Values for CSS custom properties are inherited by child elements. The above example sets the custom property on the body element, so will affect every grid on the page. You can use different selectors to target individual grids or groups of grids.

Using Your App's Existing Custom Properties

If your app already defines a colour scheme using CSS custom properties and you want to use those values within the grid, you can use var() expressions as parameter values:

body {
    /* use --appMainTextColor as the foreground color for all grids on the page */
    --ag-foreground-color: var(--appMainTextColor);
}

Understanding CSS rule maintenance and breaking changes

With each release of the grid we add features and improve existing ones, and as a result the DOM structure changes with every release - even minor releases. Of course we test and update the CSS rules in our themes to make sure they still work, and this includes ensuring that customisations made via CSS custom property does not break between releases. But if you have written your own CSS rules, you will need to test and update them.

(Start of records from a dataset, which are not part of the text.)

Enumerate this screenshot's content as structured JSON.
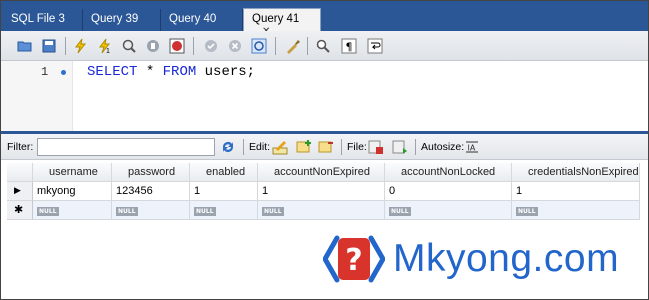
{
  "tabs": [
    {
      "label": "SQL File 3",
      "active": false
    },
    {
      "label": "Query 39",
      "active": false
    },
    {
      "label": "Query 40",
      "active": false
    },
    {
      "label": "Query 41",
      "active": true
    }
  ],
  "tab_close_glyph": "✕",
  "toolbar_icons": [
    "open-folder-icon",
    "save-icon",
    "execute-icon",
    "execute-all-icon",
    "explain-icon",
    "stop-icon",
    "stop-on-error-icon",
    "commit-icon",
    "rollback-icon",
    "autocommit-icon",
    "beautify-icon",
    "find-icon",
    "invisibles-icon",
    "wrap-icon"
  ],
  "editor": {
    "line_number": "1",
    "tokens": {
      "kw1": "SELECT",
      "mid": " * ",
      "kw2": "FROM",
      "rest": " users;"
    }
  },
  "filterbar": {
    "filter_label": "Filter:",
    "filter_value": "",
    "edit_label": "Edit:",
    "file_label": "File:",
    "autosize_label": "Autosize:"
  },
  "grid": {
    "columns": [
      "username",
      "password",
      "enabled",
      "accountNonExpired",
      "accountNonLocked",
      "credentialsNonExpired"
    ],
    "rows": [
      [
        "mkyong",
        "123456",
        "1",
        "1",
        "0",
        "1"
      ]
    ],
    "null_label": "NULL",
    "current_row_marker": "▶",
    "new_row_marker": "✱"
  },
  "logo": {
    "text": "Mkyong.com"
  },
  "colors": {
    "tab_bar": "#2b5797",
    "keyword": "#1a28d6",
    "logo_blue": "#2266cc",
    "logo_red": "#d9342b"
  }
}
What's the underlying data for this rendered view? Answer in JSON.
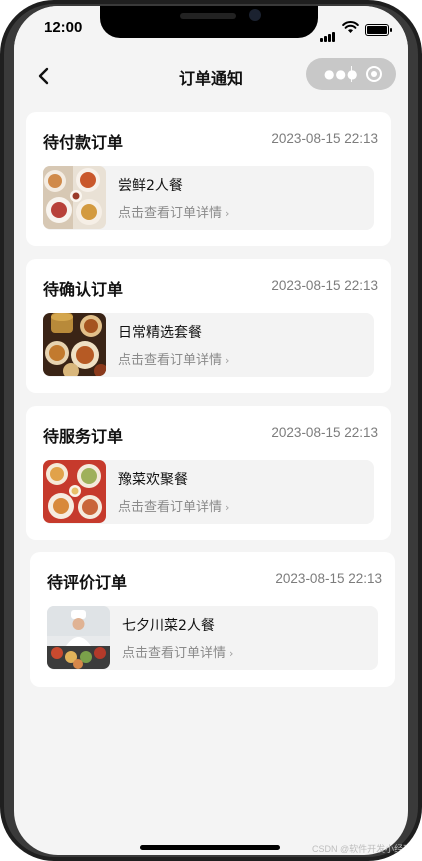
{
  "status_bar": {
    "time": "12:00"
  },
  "nav": {
    "title": "订单通知",
    "back_icon": "chevron-left-icon",
    "more_icon": "more-dots-icon",
    "close_icon": "target-circle-icon"
  },
  "orders": [
    {
      "title": "待付款订单",
      "time": "2023-08-15 22:13",
      "name": "尝鲜2人餐",
      "link": "点击查看订单详情",
      "thumb": "food-photo-1"
    },
    {
      "title": "待确认订单",
      "time": "2023-08-15 22:13",
      "name": "日常精选套餐",
      "link": "点击查看订单详情",
      "thumb": "food-photo-2"
    },
    {
      "title": "待服务订单",
      "time": "2023-08-15 22:13",
      "name": "豫菜欢聚餐",
      "link": "点击查看订单详情",
      "thumb": "food-photo-3"
    },
    {
      "title": "待评价订单",
      "time": "2023-08-15 22:13",
      "name": "七夕川菜2人餐",
      "link": "点击查看订单详情",
      "thumb": "chef-photo"
    }
  ],
  "chevron_glyph": "›",
  "watermark": "CSDN @软件开发小经理",
  "colors": {
    "background": "#f4f4f4",
    "card": "#ffffff",
    "item_bg": "#f3f3f3",
    "muted_text": "#8a8a8a"
  }
}
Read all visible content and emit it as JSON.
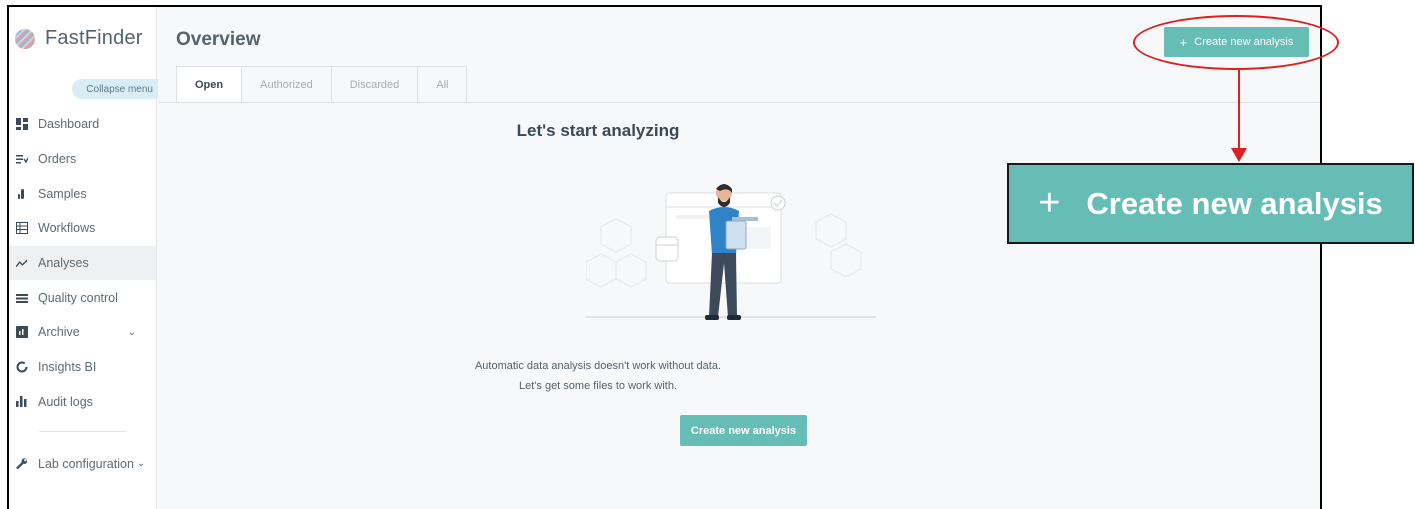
{
  "app": {
    "brand_name": "FastFinder"
  },
  "sidebar": {
    "collapse_label": "Collapse menu",
    "items": [
      {
        "label": "Dashboard",
        "icon": "dashboard-grid-icon"
      },
      {
        "label": "Orders",
        "icon": "orders-list-icon"
      },
      {
        "label": "Samples",
        "icon": "samples-tube-icon"
      },
      {
        "label": "Workflows",
        "icon": "workflows-table-icon"
      },
      {
        "label": "Analyses",
        "icon": "analyses-line-icon",
        "active": true
      },
      {
        "label": "Quality control",
        "icon": "quality-control-icon"
      },
      {
        "label": "Archive",
        "icon": "archive-icon",
        "has_chevron": true
      },
      {
        "label": "Insights BI",
        "icon": "insights-ring-icon"
      },
      {
        "label": "Audit logs",
        "icon": "audit-bar-icon"
      }
    ],
    "lab_config": {
      "label": "Lab configuration",
      "icon": "wrench-icon"
    }
  },
  "header": {
    "title": "Overview",
    "create_button_label": "Create new analysis",
    "create_button_icon": "plus-icon"
  },
  "tabs": [
    {
      "label": "Open",
      "active": true
    },
    {
      "label": "Authorized"
    },
    {
      "label": "Discarded"
    },
    {
      "label": "All"
    }
  ],
  "empty_state": {
    "title": "Let's start analyzing",
    "line1": "Automatic data analysis doesn't work without data.",
    "line2": "Let's get some files to work with.",
    "button_label": "Create new analysis"
  },
  "callout": {
    "label": "Create new analysis",
    "icon": "plus-icon",
    "annotation_color": "#e02020"
  },
  "colors": {
    "accent": "#66bdb6",
    "sidebar_bg": "#ffffff",
    "content_bg": "#f7f8fa"
  }
}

The simpler your CSS rules are, the less likely they are to break between releases. Prefer selectors that target a single class name where possible.

Avoiding Breaking the Grid with CSS Rules

Browsers use the same mechanism - CSS - for controlling how elements work (e.g. scrolling and whether they respond to mouse events), where elements appear, and how elements look. Some of the styles applied by our CSS are essential to how the grid works, and the grid depends on those rules not being overridden. There is nothing that we can do to prevent themes overriding critical rules, so as a theme author you need to be careful not to break the grid. Here's a guide:

  • Visual styles including margins, paddings, sizes, colours, fonts, borders etc are all fine to change in a theme.

  • Setting a component to display: flex and changing flex child layout properties like align-items, align-self and flex-direction is probably OK if you're trying to change how something looks on a small scale, e.g. to change the alignment of some text or icons within a container; but if you're trying to change the layout of the grid on a larger scale e.g. turning a vertical scrolling list into a horizontal one, you are likely to break Grid features.

  • The style properties position, overflow and pointer-events are intrinsic to how the grid works. Changing these values will change how the grid operates, and may break functionality now or in future minor releases.